Por Fred Costa

No próximo dia 10 de Junho será realizada na capital paulista a 16º Parada LGBT. Eventos semelhantes irão acontecer ao longo deste mês em 38 cidades no Brasil, sendo 20 delas no estado de São Paulo incluindo a Capital. O evento em São Paulo já é considerado o segundo maior evento que atrai turistas internacionais no país atrás apenas do Carnaval Carioca.
Esse fenômeno de massa metropolitano reúne aspectos importantes de cultura, entretenimento e política que juntos formam uma estratégia muito bem sucedida de ampliação dos debates relacionados à diversidade sexual no país.
Mas nesse Mês do Orgulho LGBT, os entusiastas terão uma opção diferente. Um Picnic QUEER. Ou melhor. O PicQUEERnic.
O picQUEERnic é o evento que reúne a comunidade dos QUEER NERDS. A QN, como é conhecida, é fruto das redes sociais, teve início do Orkut e agora já têm comunidades, grupos e fan pages no Twitter, Facebook entre outros blogs.
Para quem não sabe, QUEER é um termo americano quase equivalente ao nosso LGBT. É um termo que serve de adjetivo para alguma coisa que é feito pelo público LGBT ou para ele. Diferente do original Brasileiro GLS que procurava reunir numa sigla categorias de adeptos da diversidade sexual, a tradução do termo QUEER seria algo como estranho ou bizarro, que antes servia de insulto e que foi apropriado pelos gays como marca positiva de identidade.
A ideia é basicamente reunir usuários que se consideram Nerds e Queers além de possíveis usuários que se interessem pelo conteúdo do grupo. De resto, não são muitas as diferenças dos demais grupos e comunidades virtuais. O diferencial mesmo é a organização e o ritmo que tem funcionado. E essas coisas não se fazem com aplicativos atualizados. Os picQUEERnics costumam acontecer aproximadamente a cada 3 meses, sem periodicidade pré-definida. Parte da iniciativa de membros mais antigos e moderadores e reúne mais ou menos adeptos dependendo mais de condições climáticas, por exemplo, do que qualquer outro fator organizacional.

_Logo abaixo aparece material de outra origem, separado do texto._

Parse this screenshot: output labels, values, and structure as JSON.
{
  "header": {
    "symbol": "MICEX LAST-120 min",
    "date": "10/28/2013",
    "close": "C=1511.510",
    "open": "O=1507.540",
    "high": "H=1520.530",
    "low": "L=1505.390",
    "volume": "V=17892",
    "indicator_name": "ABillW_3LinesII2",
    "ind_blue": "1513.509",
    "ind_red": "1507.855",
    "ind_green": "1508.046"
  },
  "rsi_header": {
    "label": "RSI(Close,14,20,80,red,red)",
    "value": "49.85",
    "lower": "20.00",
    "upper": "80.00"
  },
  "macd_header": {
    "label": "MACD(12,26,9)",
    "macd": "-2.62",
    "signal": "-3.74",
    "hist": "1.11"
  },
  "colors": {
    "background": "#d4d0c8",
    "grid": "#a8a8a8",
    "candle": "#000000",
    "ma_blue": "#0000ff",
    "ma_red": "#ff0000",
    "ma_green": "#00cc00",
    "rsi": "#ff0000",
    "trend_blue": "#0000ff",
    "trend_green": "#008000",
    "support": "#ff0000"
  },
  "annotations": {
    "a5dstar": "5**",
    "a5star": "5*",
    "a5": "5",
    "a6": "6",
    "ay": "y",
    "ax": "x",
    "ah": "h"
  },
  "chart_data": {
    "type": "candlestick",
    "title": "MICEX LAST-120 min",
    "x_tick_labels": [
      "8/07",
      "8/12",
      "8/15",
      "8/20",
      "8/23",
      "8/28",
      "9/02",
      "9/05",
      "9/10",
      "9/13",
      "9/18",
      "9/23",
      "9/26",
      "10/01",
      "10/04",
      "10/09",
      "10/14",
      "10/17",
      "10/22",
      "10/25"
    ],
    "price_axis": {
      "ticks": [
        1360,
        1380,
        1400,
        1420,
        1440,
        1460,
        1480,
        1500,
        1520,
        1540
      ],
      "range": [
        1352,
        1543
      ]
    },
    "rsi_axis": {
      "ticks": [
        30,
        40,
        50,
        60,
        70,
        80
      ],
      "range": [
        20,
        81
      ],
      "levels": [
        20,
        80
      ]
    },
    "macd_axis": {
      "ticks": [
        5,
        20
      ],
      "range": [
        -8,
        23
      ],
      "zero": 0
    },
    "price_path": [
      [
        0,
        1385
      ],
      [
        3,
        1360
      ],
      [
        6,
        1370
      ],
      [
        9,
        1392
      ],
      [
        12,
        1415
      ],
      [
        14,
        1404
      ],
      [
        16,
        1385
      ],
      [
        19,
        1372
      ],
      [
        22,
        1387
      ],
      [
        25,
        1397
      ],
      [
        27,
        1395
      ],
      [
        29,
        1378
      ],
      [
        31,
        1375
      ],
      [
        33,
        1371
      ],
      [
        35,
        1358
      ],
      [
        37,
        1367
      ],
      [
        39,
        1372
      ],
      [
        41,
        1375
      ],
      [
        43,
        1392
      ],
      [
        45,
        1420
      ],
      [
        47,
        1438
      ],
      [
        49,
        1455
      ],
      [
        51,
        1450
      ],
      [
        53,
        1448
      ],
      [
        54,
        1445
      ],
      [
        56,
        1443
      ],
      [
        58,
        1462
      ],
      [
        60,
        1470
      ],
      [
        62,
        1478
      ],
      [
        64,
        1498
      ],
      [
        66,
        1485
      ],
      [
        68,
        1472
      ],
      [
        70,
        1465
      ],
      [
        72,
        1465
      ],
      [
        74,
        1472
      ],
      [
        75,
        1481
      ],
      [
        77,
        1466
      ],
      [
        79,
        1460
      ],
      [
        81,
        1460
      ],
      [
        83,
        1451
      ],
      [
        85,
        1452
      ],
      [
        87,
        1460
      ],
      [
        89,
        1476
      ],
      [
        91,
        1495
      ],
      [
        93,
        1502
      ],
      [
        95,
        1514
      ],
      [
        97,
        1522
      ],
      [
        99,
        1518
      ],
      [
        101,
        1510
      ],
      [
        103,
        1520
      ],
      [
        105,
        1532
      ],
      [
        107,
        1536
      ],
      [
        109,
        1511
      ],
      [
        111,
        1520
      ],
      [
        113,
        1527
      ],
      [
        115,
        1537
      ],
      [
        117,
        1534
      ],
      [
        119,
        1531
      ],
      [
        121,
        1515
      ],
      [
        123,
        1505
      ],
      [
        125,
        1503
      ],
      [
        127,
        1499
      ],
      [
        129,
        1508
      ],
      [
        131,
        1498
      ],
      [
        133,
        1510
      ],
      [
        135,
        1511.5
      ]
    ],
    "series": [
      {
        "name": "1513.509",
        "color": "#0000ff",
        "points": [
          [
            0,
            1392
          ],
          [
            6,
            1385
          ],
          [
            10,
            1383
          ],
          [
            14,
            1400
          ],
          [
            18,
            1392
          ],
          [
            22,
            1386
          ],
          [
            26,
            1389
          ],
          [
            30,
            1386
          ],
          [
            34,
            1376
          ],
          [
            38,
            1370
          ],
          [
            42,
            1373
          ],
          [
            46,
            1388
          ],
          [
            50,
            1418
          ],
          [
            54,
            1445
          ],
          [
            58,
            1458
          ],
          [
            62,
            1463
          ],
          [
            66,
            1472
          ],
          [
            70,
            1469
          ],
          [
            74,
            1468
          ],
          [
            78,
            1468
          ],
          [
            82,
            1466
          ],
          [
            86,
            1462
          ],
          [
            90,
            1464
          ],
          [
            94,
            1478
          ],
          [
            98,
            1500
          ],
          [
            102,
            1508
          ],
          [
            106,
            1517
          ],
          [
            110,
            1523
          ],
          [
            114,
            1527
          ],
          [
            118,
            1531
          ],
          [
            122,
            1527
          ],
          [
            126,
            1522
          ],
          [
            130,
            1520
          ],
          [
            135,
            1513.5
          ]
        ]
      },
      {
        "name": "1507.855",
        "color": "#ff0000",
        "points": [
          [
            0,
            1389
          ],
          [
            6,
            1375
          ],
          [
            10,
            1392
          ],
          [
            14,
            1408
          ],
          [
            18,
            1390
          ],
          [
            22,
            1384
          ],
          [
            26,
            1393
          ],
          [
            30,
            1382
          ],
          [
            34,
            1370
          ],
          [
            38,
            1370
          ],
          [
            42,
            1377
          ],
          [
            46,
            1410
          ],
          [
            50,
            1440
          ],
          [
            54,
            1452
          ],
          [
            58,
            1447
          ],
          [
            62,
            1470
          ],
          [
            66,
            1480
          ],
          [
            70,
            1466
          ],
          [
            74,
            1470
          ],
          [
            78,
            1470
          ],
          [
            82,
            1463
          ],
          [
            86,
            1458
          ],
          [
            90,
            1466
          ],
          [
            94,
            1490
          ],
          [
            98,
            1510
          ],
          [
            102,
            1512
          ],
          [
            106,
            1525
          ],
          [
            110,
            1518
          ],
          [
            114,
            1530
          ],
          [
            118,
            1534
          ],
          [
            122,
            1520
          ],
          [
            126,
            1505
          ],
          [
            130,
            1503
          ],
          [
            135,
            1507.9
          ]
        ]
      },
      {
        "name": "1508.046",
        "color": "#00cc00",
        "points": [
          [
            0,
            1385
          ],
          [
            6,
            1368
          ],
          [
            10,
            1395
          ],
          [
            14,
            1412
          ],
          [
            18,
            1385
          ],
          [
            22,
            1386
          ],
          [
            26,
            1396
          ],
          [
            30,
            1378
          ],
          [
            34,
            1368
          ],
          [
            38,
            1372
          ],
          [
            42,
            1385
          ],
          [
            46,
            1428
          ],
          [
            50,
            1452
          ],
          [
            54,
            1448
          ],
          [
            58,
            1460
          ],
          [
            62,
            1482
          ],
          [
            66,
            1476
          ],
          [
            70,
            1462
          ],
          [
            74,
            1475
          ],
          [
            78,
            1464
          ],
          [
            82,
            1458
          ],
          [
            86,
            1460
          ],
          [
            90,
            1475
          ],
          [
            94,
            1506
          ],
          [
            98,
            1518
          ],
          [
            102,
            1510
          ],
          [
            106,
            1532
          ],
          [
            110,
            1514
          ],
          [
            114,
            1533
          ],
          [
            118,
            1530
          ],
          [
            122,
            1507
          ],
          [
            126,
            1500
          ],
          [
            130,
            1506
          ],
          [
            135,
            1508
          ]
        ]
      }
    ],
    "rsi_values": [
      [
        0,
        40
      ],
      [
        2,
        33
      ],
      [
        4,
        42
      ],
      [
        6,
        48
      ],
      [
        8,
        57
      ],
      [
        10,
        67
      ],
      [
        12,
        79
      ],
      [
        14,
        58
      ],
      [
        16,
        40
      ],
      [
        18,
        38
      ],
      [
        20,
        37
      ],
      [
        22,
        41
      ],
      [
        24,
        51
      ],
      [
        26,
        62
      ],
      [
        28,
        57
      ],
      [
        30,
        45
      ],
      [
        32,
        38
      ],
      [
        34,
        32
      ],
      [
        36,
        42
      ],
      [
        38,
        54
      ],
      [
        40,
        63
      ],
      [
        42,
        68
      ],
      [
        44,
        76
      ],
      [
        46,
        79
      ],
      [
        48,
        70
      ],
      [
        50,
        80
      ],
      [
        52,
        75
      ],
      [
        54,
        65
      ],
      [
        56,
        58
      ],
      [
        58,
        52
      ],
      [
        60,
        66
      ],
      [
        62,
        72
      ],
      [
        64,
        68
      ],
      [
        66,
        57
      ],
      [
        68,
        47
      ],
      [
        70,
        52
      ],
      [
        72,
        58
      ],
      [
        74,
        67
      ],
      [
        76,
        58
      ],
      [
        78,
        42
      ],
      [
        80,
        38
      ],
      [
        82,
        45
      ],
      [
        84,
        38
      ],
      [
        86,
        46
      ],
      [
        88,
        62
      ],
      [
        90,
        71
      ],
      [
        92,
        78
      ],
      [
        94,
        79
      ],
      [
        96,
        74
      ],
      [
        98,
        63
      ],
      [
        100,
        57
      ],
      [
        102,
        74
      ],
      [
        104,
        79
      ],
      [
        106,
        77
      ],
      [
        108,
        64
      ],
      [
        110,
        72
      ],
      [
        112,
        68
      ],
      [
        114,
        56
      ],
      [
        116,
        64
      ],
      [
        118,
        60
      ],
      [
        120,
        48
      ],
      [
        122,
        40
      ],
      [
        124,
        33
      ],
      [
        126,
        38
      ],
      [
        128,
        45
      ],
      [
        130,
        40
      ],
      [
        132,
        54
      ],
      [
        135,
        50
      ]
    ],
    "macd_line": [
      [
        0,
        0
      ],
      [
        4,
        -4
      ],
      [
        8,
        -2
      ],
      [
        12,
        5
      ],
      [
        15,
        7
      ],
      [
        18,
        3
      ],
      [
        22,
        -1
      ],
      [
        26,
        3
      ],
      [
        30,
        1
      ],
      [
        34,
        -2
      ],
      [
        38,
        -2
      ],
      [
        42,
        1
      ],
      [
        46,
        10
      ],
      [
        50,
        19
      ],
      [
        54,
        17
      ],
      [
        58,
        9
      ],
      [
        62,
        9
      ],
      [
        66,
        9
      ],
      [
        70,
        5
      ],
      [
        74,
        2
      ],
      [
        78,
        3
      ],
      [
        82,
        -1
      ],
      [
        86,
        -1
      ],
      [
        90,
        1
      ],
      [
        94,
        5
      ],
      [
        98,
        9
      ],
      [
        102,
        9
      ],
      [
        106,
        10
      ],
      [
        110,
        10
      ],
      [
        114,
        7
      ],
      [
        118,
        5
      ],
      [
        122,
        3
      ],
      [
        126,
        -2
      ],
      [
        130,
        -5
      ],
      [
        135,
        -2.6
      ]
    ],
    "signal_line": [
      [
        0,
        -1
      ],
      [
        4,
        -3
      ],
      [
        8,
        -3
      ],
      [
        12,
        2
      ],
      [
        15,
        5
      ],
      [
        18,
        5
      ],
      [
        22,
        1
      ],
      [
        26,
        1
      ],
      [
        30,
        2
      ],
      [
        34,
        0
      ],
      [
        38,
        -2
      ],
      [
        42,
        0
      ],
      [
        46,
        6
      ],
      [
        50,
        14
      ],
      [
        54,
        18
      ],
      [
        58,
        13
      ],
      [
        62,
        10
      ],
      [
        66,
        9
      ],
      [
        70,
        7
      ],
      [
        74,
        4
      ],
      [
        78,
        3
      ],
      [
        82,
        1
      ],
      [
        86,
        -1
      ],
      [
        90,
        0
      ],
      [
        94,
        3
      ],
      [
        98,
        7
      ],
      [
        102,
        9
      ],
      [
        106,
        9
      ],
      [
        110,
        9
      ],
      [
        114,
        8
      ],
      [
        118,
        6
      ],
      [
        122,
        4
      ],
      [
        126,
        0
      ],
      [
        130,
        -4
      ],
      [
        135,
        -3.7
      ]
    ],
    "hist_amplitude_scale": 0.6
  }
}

É um movimento importante de dentro para fora, de algo que nasce dentro da rede virtual de computadores e se esparrama pelos gramados do Ibirapuera e nem por isso com menos tecnologias ou menos diversão. Cada um deve levar algo para comer e servir os demais além de sua própria parafernália nerd: Portáteis, smarthphones, jogos de cartas, de tabuleiro, dados, quadrinhos, livros…
As atividades durante o PicQUEERnic dependem da iniciativa e do ânimos dos próprios participantes. Nada é pautado pela organização. Se alguém trouxer jogos – e isso sempre acontece – vão se formando os grupos. Se chover, a marquise acolhe todo mundo. Se não quiser jogar, sempre vai sobrar alguém para bater um papo. É um picnic.
Tudo é bastante diferente do que se vê no mainstream gay paulistano e revela a real diversidade dos grupos LGBT. Na Parada predomina uma imagem homogenia que pode ser incomodo, mas que podemos compreender como necessária para a unificação dos ideias.
O PicQUEERnic é um ótimo e peculiar evento para se conhecer.
Existe um cuidado para que ele seja agradável para quem quiser conhecer, sem necessariamente pertencer ao perfil.
É gratuito e procura aproveitar um dos poucos locais privilegiados e generosos de liberdade pública em São Paulo.
Você só tem que levar algo bom para comer e provavelmente vai encontrar outras opções muito boas lá.
A cultura pop e nerd já tem conteúdos dos melhores produzidos e reconhecidos no mundo e é muito divertida.
É uma maneira muito gostosa e eficiente que a comunidade encontrou para concretizar e fortalecer os encontros entre os membros além do mundo virtual.
E você ainda pode descolar um encontro.